Kaiser has also been accused of leaning into subcontracting to circumvent unionized workers who are already burnt out.
IT'S HAPPENING: The Kaiser Permanente strike is ON, making today the biggest healthcare strike in American history.
— Dripped Out Trade Unionists (@UnionDrip) October 4, 2023
This is the scene as workers walk in Orange County, CA as workers walk off in Anaheim!@AboutKP: wake up. #United4All #SolidaritySeason #ISupportKaiserWorkers pic.twitter.com/FYyULPaFk5
'For the dollars we bring in'
The president of Kaiser Foundation Health Plan and Hospitals of Southern California and Hawaii, Michelle Gaskill-Hames, told national media that Kaiser still maintains a better worker retention rate than competitors.
“Our focus, for the dollars that we bring in, are to keep them invested in value-based care,” she said, adding: “I think coming out of the pandemic, health care workers have been completely burned out. The trauma that was felt caring for so many COVID patients, and patients that died, was just difficult.”
According to data from the US Centers for Disease Control and Prevention (CDC), frontline healthcare workers experienced the highest death rate during the COVID-19 pandemic, closely followed by food service workers. Both groups were classified as "essential workers" during the lockdowns and were exempt from the restrictions that required everyone else to stay at home to slow the spread of the virus.
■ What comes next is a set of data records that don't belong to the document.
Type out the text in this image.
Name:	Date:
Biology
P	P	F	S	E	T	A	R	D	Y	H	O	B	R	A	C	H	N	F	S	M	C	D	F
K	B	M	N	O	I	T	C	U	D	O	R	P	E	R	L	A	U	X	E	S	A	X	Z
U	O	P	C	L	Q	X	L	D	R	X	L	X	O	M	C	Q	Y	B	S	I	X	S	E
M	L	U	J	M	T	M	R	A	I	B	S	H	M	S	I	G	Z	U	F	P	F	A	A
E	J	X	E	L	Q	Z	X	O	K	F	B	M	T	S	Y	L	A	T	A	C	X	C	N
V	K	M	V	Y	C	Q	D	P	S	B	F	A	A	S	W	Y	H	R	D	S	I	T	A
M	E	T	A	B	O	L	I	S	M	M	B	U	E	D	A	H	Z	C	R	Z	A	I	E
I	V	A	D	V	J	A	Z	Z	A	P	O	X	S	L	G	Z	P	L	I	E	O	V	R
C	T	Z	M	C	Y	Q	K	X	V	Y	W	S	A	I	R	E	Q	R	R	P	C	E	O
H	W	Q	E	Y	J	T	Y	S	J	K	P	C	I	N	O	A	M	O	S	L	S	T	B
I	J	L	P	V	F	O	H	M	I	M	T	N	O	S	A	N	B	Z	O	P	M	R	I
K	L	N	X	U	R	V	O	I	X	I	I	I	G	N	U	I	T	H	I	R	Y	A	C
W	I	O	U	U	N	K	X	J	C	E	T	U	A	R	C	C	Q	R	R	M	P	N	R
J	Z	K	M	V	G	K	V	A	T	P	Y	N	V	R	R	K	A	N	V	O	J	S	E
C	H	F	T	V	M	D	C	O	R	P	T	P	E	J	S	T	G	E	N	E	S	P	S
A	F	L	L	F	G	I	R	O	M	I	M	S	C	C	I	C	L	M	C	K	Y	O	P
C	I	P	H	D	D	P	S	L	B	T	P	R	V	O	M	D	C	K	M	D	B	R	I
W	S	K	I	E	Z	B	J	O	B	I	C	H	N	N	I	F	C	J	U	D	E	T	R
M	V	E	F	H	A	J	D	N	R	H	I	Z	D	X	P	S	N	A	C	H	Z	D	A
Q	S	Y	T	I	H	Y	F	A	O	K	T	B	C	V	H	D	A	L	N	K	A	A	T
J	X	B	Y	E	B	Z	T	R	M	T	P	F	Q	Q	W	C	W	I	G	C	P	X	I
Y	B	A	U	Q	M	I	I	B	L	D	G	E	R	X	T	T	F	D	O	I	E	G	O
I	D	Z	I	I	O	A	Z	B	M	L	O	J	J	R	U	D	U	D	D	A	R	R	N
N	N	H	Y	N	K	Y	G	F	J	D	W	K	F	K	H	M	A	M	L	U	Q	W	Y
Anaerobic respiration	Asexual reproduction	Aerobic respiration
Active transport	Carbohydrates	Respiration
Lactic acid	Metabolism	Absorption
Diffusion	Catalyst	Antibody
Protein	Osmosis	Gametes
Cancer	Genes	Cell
Read more: 'Long Covid': Black women in the US bear the weight of medical racism
Just recently, around 53,000 hospitality workers in the state of Nevada voted to authorize a strike, which comes amid US President Joe Biden calling himself the “most pro-labor president” in US history.
That proves contradictory as Biden joined United Auto Workers members recently, but last year he approved legislative action to prevent railway workers from striking for better safety conditions, and weeks later, the East Palestine train derailment happened that caused a chemical spill compared to the Chernobyl disaster in 1986.